Réponse courte
L’essentiel à retenir
Les conditions de révision de loyer tiennent moins à une formule qu’à trois vérifications de base: le bail prévoit bien une clause de révision, la date utile est claire, et l’IRL retenu correspond réellement au dossier. Si un seul de ces points reste flou, le calcul peut sembler correct tout en devenant faux pour le bail concerné. Le plus sûr consiste donc à reprendre le contrat, la date de révision, le dernier indice déjà appliqué et le loyer hors charges de référence avant de préparer un courrier. Cette logique simple permet de traiter la révision sans improvisation et d’éviter qu’une échéance pourtant connue reste bloquée à cause d’un contexte mal relu.

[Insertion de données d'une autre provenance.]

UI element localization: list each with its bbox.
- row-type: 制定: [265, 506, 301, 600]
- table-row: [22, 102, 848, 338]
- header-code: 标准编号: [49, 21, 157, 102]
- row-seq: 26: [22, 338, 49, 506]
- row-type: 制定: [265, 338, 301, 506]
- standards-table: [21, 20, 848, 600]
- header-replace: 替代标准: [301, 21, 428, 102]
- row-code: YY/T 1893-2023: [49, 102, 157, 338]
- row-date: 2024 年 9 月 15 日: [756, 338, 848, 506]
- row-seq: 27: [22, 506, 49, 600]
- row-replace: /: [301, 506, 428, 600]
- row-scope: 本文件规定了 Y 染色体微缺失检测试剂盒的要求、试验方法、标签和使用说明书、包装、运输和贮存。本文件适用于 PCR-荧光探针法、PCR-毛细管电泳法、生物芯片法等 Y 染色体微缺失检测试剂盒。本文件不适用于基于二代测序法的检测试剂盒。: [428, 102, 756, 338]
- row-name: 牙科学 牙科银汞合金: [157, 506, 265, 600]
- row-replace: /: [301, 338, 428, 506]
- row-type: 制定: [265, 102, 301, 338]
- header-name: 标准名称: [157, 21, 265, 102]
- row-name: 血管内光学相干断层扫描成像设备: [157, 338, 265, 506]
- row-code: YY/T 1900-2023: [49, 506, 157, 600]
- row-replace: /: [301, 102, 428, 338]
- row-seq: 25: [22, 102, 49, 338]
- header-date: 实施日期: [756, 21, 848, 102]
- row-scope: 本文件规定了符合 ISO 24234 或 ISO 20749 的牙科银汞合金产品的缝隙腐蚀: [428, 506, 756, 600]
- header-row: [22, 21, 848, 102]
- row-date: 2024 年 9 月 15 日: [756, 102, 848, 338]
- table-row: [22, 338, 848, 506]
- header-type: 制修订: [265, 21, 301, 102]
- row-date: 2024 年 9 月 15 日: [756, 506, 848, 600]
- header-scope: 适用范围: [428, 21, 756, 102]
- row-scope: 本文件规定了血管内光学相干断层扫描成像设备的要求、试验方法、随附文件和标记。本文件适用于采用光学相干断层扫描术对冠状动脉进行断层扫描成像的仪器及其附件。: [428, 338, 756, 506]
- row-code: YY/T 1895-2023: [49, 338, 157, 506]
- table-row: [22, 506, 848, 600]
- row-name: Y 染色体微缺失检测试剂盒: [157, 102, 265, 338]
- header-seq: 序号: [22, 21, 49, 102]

Les conditions de révision de loyer sont réunies quand le bail, la date et l’indice racontent la même chose. Cela suppose de relire la clause sans l’isoler du reste du dossier, de confirmer la date réellement prévue au contrat et de rattacher l’IRL au dernier calcul déjà appliqué. Si l’un de ces éléments manque, mieux vaut suspendre le courrier et reconstruire la base plutôt que d’avancer avec un calcul incertain. Cette discipline est simple, mais elle évite la plupart des erreurs de révision traitées trop vite.
Les trois conditions les plus utiles à vérifier sont la clause de révision, la date contractuelle et le bon IRL. Sans elles, le calcul peut être correct sur la forme mais faux sur le dossier.